In the post on Thursday 1/14/21 we saw that United Hospice was sued for race discrimination and hostile work environment by minority workers. Four current and former employees filed suit for race discrimination, HWE and retaliation. Most of the claims are based on what they allege happened during the pandemic. Three of the plaintiffs are Hispanic and the other is Black. They allege a difference in how white employees were treated during the pandemic as opposed to how minority employees were treated – see the post. Details about the alleged disparity are in the post, including what happened when one presented a doctor’s note and requested accommodation. The suit goes beyond discriminatory treatment during the pandemic and includes unequal compensation and other claims, all detailed in the post.
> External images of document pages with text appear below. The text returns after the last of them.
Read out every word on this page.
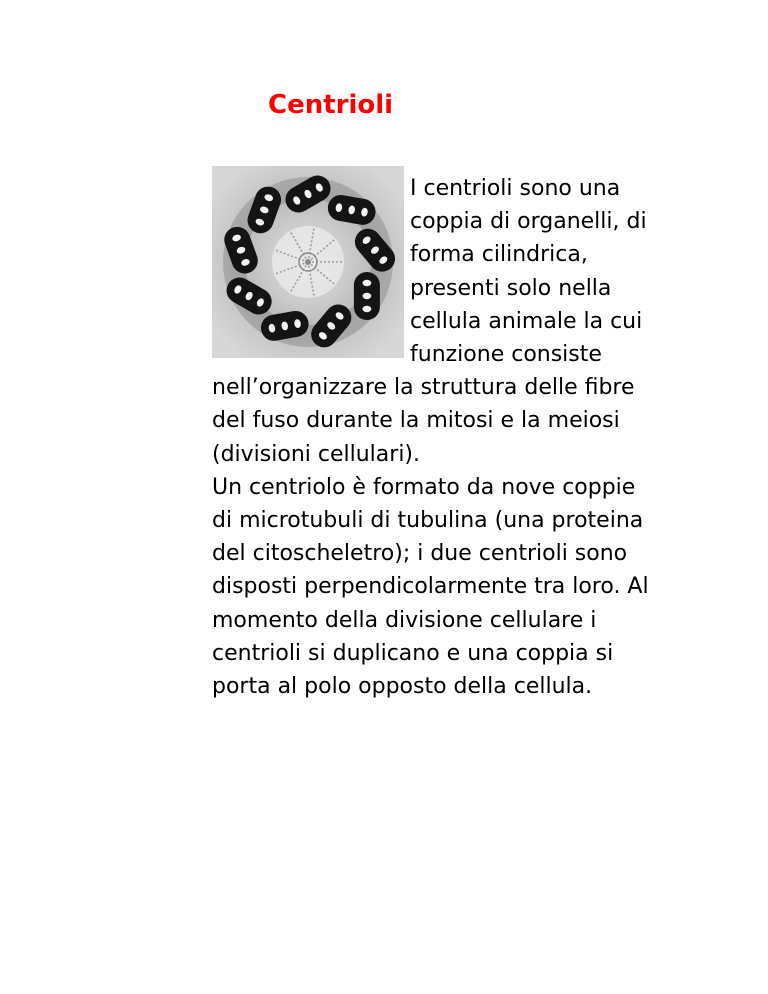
Centrioli

I centrioli sono una

coppia di organelli, di

forma cilindrica,

presenti solo nella

cellula animale la cui

funzione consiste

nell’organizzare la struttura delle fibre

del fuso durante la mitosi e la meiosi

(divisioni cellulari).

Un centriolo è formato da nove coppie

di microtubuli di tubulina (una proteina

del citoscheletro); i due centrioli sono

disposti perpendicolarmente tra loro. Al

momento della divisione cellulare i

centrioli si duplicano e una coppia si

porta al polo opposto della cellula.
TAKEAWAY: Employers should not discriminate or otherwise take adverse action against anyone based on a protected characteristic. But before making a claim or bringing suit, make sure apples are being compared to apples (as may not have been the case here).
The post on Friday 1/15/21 was timely and asked: Can employers require workers to take the COVID-19 vaccine? According to the EEOC in its latest Guidance, yes. But there are exceptions (of course). The purpose of mandatory vaccination before returning to the workplace is to ensure there is no threat to the health or safety of others in the workplace. But that purpose cannot trample people’s religious beliefs or disabilities. If someone’s religious belief prohibits vaccination, then the employer must try to accommodate that belief. An example is in the post. The EEOC said that a COVID vaccine is not a medical exam, so a mandatory vaccine is permissible. However, if a disability prevents the person from getting vaccinated, the employer must attempt to accommodate. Note that undue hardship also applies in case of accommodation requests, but that is bound to be fact specific.
TAKEAWAY: Know the interactive accommodation process and rights and responsibilities of both employer and employee if mandatory vaccination is being discussed or effectuated. Get competent advice from an employment lawyer.
Finally, in the post yesterday 1/16/21, we learned about settlement of an ADA violation between DOJ and the Tawsty Flower B&B (in Lewisburg PA). What happened? The B&B did not allow a disabled person with a service animal to book a room. Yes, that was a violation of the ADA. The person who made the denial had not been properly trained. The B&B cooperated, which is probably why the relief was much more minimal than in many other situations – see the post.
TAKEAWAY: Proper training for employees is imperative in order that the employer stay out of legal hot water.